Lionel Messi sends autographed jerseys to his little Afghan fan

Argentine star gives two signed shirts and a football via Unicef to the five-year-old youngster whose brother made a makeshift one out of a plastic bag that became a social media hit in January

PUBLISHED : Thursday, 25 February, 2016, 11:08pm
UPDATED : Thursday, 25 February, 2016, 11:08pm

Argentine football star Lionel Messi has sent not one, but two jerseys to the five-year-old Afghan boy who became an internet sensation last month when he was pictured wearing a plastic bag with “Messi” scrawled on it in marker pen.

Murtaza Ahmadi travelled with his family from eastern Ghazni province to Kabul to receive the gifts sent by Messi through Unicef, where he is a goodwill ambassador.

READ MORE: ‘Bag boy’ to meet his idol: Lionel Messi seeks meeting with Afghan in striped plastic bag who caused social media storm

“Murtaza couldn’t stop smiling. He kept repeating: I love Messi,” Unicef Afghanistan spokesman Denise Shepherd-Johnson said.

Messi autographed the jerseys, writing “With much love” in Spanish on them, and added a football to the treasure trove, Unicef said.

Purchasing a Messi jersey was beyond the means of Murtaza’s poor family, members of the persecuted ethnic Hazara minority living in volatile Ghazni, near Kabul.

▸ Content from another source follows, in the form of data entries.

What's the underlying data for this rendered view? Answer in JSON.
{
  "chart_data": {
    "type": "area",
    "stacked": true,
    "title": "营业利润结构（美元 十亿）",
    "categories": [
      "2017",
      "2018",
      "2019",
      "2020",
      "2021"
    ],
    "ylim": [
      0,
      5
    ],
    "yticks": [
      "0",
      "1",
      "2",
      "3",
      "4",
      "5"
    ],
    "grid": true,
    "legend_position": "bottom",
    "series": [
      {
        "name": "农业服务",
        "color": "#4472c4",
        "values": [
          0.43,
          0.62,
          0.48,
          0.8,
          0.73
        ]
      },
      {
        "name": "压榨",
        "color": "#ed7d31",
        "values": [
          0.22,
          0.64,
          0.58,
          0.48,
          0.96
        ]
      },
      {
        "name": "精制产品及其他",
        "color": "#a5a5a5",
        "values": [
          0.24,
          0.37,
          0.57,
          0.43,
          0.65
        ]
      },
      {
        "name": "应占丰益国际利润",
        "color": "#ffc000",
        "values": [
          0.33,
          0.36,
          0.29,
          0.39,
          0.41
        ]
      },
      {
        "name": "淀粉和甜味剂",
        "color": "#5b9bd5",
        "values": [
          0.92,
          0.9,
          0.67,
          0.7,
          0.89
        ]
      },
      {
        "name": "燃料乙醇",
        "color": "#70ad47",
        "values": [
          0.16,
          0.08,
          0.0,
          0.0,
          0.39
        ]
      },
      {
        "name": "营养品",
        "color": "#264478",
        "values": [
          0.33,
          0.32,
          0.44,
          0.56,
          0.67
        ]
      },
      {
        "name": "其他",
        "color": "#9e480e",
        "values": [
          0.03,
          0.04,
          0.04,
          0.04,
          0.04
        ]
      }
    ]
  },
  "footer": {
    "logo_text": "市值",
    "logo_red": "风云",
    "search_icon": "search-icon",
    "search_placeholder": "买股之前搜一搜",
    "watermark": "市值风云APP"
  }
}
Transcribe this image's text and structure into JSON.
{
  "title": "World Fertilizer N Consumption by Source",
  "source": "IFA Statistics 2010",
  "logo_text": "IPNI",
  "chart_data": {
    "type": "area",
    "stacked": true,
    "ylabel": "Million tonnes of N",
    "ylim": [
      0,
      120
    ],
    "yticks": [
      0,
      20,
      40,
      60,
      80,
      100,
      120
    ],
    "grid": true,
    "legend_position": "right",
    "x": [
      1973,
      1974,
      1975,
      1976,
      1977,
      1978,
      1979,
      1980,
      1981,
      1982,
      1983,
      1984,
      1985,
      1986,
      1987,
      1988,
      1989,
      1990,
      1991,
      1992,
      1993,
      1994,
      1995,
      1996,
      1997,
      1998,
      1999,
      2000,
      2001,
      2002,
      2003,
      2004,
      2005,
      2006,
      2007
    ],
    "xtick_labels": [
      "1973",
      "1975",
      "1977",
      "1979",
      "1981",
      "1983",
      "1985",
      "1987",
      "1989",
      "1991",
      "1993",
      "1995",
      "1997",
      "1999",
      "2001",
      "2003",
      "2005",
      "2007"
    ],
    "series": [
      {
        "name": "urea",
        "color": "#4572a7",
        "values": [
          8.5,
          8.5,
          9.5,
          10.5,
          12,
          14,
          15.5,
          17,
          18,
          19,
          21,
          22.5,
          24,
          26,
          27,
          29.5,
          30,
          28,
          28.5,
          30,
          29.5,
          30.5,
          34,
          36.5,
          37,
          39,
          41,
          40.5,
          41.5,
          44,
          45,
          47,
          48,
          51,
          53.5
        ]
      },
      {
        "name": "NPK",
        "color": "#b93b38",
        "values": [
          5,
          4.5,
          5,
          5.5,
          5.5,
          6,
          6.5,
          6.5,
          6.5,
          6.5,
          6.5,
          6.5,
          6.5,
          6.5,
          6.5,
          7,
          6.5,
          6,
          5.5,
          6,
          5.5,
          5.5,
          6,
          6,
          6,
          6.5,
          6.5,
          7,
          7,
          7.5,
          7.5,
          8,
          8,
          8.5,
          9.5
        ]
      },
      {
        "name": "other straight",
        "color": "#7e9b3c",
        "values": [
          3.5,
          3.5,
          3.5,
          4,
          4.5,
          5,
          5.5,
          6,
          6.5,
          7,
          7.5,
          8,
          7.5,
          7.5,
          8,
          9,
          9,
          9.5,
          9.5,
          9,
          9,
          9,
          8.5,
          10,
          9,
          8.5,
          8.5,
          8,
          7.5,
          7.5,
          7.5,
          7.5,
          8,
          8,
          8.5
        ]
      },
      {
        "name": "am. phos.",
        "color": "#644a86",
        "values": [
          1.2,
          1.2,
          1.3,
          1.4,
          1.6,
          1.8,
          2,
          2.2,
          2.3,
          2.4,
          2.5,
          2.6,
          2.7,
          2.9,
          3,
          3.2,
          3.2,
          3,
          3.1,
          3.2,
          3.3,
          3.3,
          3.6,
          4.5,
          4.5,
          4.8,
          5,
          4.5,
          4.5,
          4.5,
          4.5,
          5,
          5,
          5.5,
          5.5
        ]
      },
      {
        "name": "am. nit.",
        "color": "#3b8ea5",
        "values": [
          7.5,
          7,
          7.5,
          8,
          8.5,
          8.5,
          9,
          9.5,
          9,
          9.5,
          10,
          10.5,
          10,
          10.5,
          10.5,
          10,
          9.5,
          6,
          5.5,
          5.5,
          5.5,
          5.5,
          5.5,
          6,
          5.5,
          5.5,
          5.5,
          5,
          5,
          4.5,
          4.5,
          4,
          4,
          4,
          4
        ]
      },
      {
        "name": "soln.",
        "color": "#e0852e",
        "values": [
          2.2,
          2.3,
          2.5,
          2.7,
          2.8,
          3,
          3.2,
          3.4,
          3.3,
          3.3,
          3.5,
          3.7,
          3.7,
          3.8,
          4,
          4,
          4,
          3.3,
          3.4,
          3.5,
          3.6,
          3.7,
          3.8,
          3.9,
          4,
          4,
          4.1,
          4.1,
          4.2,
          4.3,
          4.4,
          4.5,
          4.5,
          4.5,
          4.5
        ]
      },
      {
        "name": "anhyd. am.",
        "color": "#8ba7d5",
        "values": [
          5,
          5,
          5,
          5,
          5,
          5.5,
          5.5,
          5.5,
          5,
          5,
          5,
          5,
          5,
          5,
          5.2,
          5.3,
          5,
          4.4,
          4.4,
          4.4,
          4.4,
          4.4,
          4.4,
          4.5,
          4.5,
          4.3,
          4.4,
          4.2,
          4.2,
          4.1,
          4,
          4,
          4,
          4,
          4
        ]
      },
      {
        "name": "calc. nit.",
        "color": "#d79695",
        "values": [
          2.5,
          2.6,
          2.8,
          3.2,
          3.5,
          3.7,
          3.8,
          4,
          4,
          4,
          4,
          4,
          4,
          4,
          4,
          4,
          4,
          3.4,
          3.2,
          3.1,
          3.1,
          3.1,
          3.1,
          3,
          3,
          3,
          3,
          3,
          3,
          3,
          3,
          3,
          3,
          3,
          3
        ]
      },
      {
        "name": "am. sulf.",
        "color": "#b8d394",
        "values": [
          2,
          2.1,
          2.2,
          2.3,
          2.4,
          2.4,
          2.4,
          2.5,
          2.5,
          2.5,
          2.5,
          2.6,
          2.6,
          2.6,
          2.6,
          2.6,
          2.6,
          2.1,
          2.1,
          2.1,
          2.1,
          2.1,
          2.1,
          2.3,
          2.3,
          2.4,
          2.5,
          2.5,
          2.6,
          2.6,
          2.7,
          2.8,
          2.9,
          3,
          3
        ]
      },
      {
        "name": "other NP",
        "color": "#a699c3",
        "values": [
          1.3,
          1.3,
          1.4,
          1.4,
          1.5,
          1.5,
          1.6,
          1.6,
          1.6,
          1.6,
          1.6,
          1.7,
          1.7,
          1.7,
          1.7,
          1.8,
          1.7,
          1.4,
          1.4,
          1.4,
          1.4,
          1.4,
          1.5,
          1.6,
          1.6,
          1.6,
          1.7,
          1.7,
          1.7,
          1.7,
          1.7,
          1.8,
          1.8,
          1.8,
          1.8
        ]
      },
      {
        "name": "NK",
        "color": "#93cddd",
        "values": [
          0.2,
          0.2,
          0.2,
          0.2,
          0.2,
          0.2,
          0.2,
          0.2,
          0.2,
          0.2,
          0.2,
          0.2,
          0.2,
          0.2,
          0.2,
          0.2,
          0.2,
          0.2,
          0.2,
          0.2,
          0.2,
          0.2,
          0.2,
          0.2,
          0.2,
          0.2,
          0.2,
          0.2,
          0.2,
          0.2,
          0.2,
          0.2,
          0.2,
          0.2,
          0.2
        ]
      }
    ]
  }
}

Murtaza couldn’t stop smiling. He kept repeating: I love Messi
Denise Shepherd-Johnson

His elder brother Homayoun, 15, improvised the blue-and-white-striped plastic shirt with Messi’s name scrawled in black marker, and posted the photos of Murtaza wearing it on Facebook in mid-January.

The image touched a chord with football fans around the world, and earned Murtaza the sobriquet “little Messi” on social media.

The Afghan Football Federation had said Messi was in contact with them to arrange a meeting with Murtaza as soon as possible, with the Spanish embassy in Kabul saying it would do whatever possible to facilitate.

But a source close to Messi’s entourage said earlier this month they could neither confirm nor deny the speculation regarding a possible meeting.

Setting up a meeting in Afghanistan, in the grip of a fierce Taliban insurgency, is fraught with security challenges.

Football and cricket are the two most popular sports in the war-ravaged country – but sports were rarely played under Taliban rule, and the football stadium in Kabul was a notorious venue for executions, stonings and mutilations.